Yahoo Inc.'s search for a solid turnaround was rewarded Wednesday when it posted better-than-expected earnings of $46.2 million in the fourth quarter, its third straight moneymaking quarter.
The Sunnyvale, Calif., company's 8-cents-a-share results compare with a loss of $8.7 million in the year-earlier quarter, and were 2 cents higher than Wall Street's expectations.
It also came amid a 51% increase in revenue, to $285.8 million. In addition, the operator of the popular search engine revised upward its revenue and earnings estimates for 2003.
"The turnaround is ahead of schedule," said analyst Jordan Rohan of SoundView Technology Group.
The strong swing to profitability for the once highflying company, which had foundered amid the dot-com bust two years ago, has been orchestrated by former Warner Bros. studio chief Terry Semel, who became chief executive in 2001. "The report card is in, and the results speak for themselves," Semel said.

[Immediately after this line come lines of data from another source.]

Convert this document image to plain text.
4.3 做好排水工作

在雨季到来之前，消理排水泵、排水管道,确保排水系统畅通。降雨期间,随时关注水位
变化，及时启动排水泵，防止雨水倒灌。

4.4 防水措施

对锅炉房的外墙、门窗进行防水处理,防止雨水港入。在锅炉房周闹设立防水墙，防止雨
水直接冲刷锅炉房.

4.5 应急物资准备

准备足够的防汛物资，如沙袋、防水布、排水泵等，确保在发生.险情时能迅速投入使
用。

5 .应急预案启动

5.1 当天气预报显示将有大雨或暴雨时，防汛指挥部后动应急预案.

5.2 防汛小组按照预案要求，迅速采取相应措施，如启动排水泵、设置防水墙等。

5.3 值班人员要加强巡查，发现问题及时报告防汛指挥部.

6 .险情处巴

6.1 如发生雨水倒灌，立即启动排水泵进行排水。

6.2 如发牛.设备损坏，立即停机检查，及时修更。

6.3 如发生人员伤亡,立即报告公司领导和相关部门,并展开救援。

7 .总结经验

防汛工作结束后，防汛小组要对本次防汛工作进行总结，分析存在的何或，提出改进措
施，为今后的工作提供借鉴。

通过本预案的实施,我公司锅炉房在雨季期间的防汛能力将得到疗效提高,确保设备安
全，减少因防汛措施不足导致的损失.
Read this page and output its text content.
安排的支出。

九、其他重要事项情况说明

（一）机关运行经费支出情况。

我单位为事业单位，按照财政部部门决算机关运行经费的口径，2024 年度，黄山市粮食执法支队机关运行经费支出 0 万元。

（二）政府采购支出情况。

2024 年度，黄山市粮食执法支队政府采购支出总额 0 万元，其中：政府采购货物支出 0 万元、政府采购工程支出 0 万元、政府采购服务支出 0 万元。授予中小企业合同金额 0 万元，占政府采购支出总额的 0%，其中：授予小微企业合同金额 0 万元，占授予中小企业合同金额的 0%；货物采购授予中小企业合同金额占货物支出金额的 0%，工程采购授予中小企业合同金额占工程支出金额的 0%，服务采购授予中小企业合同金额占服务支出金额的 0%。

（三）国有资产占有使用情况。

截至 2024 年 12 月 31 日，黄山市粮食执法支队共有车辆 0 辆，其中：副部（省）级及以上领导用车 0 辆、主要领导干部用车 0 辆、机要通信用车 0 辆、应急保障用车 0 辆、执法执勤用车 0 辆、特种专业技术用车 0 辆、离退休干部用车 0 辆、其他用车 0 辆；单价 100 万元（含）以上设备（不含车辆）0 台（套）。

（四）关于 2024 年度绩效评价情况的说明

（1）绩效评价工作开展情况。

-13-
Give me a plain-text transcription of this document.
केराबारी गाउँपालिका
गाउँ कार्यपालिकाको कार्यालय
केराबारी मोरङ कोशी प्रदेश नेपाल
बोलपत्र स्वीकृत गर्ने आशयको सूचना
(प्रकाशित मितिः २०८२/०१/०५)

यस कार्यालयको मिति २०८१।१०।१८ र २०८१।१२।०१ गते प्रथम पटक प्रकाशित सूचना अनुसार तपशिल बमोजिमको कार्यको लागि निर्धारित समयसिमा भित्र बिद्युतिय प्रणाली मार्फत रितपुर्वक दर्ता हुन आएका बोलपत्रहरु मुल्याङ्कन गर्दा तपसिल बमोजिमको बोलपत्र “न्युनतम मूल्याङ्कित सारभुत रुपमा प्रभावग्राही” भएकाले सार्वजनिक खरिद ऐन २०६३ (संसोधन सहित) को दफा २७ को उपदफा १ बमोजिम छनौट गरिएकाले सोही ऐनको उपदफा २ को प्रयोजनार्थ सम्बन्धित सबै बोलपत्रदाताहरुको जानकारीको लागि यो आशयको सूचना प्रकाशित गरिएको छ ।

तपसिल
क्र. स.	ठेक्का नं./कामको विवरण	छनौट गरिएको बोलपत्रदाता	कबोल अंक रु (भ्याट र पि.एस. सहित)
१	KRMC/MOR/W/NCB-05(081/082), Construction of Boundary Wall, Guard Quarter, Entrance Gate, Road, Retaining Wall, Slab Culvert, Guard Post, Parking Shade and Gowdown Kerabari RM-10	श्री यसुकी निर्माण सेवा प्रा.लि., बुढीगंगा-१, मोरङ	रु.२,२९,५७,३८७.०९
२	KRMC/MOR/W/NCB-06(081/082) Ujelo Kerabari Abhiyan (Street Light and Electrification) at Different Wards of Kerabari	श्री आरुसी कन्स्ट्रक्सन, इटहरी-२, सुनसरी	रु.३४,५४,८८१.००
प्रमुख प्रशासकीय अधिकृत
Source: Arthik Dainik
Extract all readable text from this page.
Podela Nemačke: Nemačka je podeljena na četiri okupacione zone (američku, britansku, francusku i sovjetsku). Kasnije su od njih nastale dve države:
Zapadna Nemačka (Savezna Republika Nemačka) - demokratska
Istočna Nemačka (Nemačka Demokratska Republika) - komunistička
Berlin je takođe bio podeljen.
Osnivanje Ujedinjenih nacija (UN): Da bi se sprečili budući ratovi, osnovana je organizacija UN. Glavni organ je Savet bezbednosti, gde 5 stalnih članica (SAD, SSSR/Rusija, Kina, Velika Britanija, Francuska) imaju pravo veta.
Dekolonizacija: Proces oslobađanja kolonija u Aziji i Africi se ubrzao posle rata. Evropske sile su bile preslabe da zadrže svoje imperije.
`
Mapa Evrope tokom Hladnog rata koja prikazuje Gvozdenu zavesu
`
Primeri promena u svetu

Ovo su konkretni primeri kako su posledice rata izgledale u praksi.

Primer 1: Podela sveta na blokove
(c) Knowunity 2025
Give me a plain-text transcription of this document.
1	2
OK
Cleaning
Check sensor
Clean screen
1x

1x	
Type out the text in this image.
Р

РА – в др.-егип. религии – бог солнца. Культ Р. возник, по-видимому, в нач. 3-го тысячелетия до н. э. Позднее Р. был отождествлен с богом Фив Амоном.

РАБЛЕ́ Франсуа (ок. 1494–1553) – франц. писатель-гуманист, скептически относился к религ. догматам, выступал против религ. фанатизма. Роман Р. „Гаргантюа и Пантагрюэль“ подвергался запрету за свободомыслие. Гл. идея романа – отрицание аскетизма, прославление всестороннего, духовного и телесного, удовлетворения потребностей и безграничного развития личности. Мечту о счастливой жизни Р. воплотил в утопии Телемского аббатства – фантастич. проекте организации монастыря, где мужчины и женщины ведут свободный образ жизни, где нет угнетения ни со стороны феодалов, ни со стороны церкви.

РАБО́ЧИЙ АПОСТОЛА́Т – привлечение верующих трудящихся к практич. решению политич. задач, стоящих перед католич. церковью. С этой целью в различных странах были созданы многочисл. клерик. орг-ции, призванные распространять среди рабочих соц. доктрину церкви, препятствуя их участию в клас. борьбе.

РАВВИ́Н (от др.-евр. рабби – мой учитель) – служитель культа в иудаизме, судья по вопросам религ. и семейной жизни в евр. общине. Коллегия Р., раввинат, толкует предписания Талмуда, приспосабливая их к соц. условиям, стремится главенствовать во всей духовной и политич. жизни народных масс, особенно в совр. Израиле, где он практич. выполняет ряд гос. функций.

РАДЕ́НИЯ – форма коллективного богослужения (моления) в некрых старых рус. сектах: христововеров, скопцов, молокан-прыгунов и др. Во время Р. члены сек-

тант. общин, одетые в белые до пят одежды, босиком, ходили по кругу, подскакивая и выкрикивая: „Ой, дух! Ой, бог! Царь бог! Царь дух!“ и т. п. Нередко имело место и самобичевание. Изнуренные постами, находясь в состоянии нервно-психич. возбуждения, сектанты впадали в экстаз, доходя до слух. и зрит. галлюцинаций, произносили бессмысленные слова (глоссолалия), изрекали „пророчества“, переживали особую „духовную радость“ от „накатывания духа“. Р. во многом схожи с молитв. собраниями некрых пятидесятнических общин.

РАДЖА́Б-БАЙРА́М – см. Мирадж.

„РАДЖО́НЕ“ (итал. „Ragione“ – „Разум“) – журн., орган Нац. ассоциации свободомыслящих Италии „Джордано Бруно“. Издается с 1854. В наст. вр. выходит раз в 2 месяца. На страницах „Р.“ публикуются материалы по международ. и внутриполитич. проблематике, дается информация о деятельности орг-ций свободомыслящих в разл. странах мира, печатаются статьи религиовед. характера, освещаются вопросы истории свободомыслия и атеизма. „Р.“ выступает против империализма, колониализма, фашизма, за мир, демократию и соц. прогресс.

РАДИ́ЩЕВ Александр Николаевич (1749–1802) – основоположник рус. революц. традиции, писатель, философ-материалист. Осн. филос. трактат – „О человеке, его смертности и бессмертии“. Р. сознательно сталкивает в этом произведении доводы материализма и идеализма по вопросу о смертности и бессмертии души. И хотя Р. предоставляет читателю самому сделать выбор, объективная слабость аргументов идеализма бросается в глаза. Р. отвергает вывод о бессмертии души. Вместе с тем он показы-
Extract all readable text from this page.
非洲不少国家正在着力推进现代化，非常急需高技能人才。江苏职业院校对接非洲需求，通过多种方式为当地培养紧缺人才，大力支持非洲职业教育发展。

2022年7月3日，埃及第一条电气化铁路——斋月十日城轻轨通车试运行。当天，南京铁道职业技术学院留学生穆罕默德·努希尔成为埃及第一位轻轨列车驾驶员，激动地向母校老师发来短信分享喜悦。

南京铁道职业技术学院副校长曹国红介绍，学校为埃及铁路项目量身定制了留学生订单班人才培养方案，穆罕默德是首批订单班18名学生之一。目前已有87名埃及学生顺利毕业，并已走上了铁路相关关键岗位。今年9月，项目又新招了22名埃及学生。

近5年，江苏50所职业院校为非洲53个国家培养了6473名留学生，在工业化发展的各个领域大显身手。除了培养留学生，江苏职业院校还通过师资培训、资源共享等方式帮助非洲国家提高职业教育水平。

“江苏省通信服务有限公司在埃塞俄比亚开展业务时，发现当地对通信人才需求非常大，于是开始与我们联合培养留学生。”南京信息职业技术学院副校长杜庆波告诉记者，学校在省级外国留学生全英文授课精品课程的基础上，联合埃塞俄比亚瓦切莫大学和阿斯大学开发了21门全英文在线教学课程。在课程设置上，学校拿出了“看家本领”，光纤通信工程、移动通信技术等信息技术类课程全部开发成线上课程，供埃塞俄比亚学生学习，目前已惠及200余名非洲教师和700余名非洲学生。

Yahoo's results were boosted by growth in fees charged to users for such services as additional mailbox space and personal ads, as well as money from advertisers who pay for prime ad space, called sponsored searches.
Those efforts are part of Semel's strategy to reduce Yahoo's dependence on traditional Internet banner advertising. In an interview, Semel said the number of Yahoo users paying for services, now at 2.2 million, should grow 50% this year.
Yahoo's advertising revenue jumped 31% in the fourth quarter, to $177.5 million. The company has especially benefited from a partnership with Pasadena-based Overture Services Inc., which provides the sponsored searches that appear on the usual search-engine results. Rohan estimated that Yahoo's fourth-quarter revenue from Overture was $42 million.
Semel also said improved technology and the increasing spread of broadband service increased ads from auto, entertainment and packaged goods companies because they believe they can create ads on Yahoo's site that look like TV spots. For example, he said, Yahoo features a movie trailer each Friday that is viewed by more than 1 million users.
Yahoo said it expects revenue in 2003 of $1.15 billion to $1.22 billion, compared with previous estimates of $1.08 billion to $1.18 billion. Earnings before interest, taxes, depreciation and amortization should be as high as $330 million in 2003, Yahoo predicted, compared with a high of $300 million previously forecast. Yahoo expects to benefit from growth tied to a broadband Internet access partnership with SBC Communications Inc.
For the year, Yahoo's net was $42.8 million, or 18 cents a share, from a loss of $92.8 million in the year-earlier period. Revenue rose 33%, to $953.1 million.
Yahoo shares fell 12 cents to $19.58 in Nasdaq trading before the announcement, and fell to $18.37 in after-hours trading. Shares have doubled in the last three months, and some analysts are cautioning investors because they believe the recent surge has made the stock expensive relative to its earnings.